Step 3 — Run analysis
Execute the analysis command and capture full stdout and stderr:
<analysis-command> 2>&1
If the command exits with a non-zero status and produces no parseable findings, report the error to the user and halt.
Store the complete output for parsing.
Step 4 — Parse findings
From the captured output, extract all findings. Each finding has:
- File path (relative to project root)
- Line number (if present in the output)
- Issue description — title, category, severity, or equivalent
- Fix instructions — the tool's suggested fix, remediation text, or "Prompt for AI Agent" block if present. If none, use the issue description.
Build a list: findings = [{file, line, description, fix_instructions}, ...]
Display a count:
Findings: <total> across <file_count> files
Step 5 — Zero findings check
If findings is empty:
- Print:
Zero findings. Codebase is clean. - Exit loop — skip to Step 10.
Step 6 — Group by file
Group findings by file path. All findings in the same file go to one subagent to avoid conflicting edits.
Step 7 — Fix with subagents (parallel)
For each file group, dispatch one subagent in parallel with this prompt:
Fix the following findings in `<file_path>`.
Current file content:
<content of the file>
Findings to fix:
<for each finding in the group>
- Line <line>: <description>
Fix instructions: <fix_instructions>
</for each>
Requirements:
- Edit only what is needed to fix the listed findings.
- Do not refactor unrelated code.
- Preserve all existing tests.
- After editing, confirm what was changed.
Claude Code
Use the Agent tool with subagent_type: "general-purpose" for each file group. Launch all agents in a single message to run them in parallel. Wait for all to complete before proceeding.
Gemini CLI
Use the generalist_agent tool for each file group. Dispatch all calls to run in parallel. Wait for all to complete before proceeding.
Other agents
If parallel subagent dispatch is not available, fix each file group sequentially — read the file, apply the fixes directly, then move to the next file group.
Step 8 — Verify
Discover and run the project's lint and test commands.
Discovery order
Check these sources in order.
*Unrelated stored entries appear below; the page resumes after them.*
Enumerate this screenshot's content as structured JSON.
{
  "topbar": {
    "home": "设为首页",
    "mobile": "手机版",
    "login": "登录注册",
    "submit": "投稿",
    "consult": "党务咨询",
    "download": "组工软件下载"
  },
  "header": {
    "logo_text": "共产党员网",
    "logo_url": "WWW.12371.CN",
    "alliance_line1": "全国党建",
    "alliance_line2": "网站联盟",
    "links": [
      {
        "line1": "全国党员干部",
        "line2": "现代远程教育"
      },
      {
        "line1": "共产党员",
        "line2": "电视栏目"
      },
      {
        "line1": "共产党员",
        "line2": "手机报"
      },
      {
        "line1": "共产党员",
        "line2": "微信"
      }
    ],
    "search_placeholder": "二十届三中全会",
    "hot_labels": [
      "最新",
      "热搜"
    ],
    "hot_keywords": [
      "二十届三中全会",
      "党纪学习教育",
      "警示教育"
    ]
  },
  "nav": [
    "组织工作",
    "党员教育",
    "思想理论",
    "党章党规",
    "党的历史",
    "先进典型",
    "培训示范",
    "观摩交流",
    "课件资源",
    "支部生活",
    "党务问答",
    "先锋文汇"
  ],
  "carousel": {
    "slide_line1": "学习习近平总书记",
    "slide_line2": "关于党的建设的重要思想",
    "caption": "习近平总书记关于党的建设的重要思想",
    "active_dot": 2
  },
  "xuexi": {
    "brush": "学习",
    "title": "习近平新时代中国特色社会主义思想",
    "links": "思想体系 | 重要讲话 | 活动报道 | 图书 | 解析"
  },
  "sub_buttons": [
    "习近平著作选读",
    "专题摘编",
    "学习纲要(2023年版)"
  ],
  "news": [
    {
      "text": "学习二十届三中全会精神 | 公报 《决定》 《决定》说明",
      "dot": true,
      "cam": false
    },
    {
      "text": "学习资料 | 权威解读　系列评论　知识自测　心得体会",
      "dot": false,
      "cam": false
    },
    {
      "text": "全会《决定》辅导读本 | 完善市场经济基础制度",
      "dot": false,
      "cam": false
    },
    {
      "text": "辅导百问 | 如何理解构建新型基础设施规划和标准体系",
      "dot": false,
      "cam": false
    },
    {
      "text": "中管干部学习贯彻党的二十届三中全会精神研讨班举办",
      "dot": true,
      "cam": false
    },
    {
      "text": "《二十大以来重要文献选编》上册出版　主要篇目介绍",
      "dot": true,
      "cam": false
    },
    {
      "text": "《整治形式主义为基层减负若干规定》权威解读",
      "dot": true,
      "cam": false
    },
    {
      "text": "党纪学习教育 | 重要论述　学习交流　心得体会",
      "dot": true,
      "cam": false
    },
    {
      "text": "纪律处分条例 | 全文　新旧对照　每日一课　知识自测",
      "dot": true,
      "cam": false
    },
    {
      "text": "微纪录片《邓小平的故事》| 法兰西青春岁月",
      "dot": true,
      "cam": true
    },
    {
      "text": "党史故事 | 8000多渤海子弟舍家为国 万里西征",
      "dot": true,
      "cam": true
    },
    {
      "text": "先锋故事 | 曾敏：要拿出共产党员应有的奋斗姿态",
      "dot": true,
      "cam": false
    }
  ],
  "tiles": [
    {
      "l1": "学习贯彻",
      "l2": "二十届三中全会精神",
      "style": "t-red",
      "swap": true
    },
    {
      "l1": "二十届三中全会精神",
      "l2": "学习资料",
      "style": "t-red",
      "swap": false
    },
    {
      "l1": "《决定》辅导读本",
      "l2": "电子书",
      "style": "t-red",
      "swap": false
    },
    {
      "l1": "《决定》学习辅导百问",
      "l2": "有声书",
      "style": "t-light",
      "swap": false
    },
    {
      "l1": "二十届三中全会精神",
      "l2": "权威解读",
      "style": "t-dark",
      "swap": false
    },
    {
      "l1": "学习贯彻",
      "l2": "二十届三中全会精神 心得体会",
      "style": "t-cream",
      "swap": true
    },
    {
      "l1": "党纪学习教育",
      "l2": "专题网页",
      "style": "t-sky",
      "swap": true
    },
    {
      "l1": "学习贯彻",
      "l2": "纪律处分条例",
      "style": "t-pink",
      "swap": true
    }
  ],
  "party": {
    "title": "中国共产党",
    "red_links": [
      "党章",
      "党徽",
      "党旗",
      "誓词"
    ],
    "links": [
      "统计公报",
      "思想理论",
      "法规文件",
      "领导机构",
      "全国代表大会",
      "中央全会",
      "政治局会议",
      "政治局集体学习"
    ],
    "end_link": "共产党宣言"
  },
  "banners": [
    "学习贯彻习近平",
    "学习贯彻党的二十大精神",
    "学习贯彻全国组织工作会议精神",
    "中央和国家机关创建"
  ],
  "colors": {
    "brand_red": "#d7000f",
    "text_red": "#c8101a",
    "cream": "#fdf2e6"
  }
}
Use the first lint command and first test command found:
1. Project files:
| File | Lint command | Test command |
|---|---|---|
package.json |
scripts.lint (run via npm run lint) |
scripts.test (run via npm test) |
pyproject.toml |
Look for [tool.ruff] → ruff check . |
Look for [tool.pytest] → pytest --tb=short -q |
Makefile |
make lint (if target exists) |
make test (if target exists) |
Justfile |
just lint (if recipe exists) |
just test (if recipe exists) |
2. CLAUDE.md or project docs:
Look for a "Commands" section listing lint/test commands.
3. Ask the user:
If no lint or test commands can be detected, ask: "What commands do you use to lint and test this project?"
Run verification
Run the lint command first, then the test command:
<lint-command>
<test-command>
If either fails:
- Read the error output.
- Fix the regressions directly (do not spawn subagents for verification fixes).
- Re-run the failing command until it passes before continuing.
Step 9 — Loop
Go back to Step 3.
Maximum iterations: if the loop has completed 5 iterations, exit regardless of findings and proceed to Step 10.
Stuck detection: track the set of findings each iteration by (file + description). If the same findings appear unchanged for 2 consecutive loops:
- Print:
Stuck after <n> iterations. The following findings require manual review: - List each stuck finding with file, line, and description.
- Exit loop.
Step 10 — Report
After the loop exits (clean or stuck), print a summary:
+----------------------------------+
| Review Fix Loop — Summary |
+----------------+-----------------+
| Iterations | <n> |
| Fixed | <count> |
| Remaining | <count> |
+----------------+-----------------+
If remaining > 0, list each stuck finding below the table with its file path, line number, and description.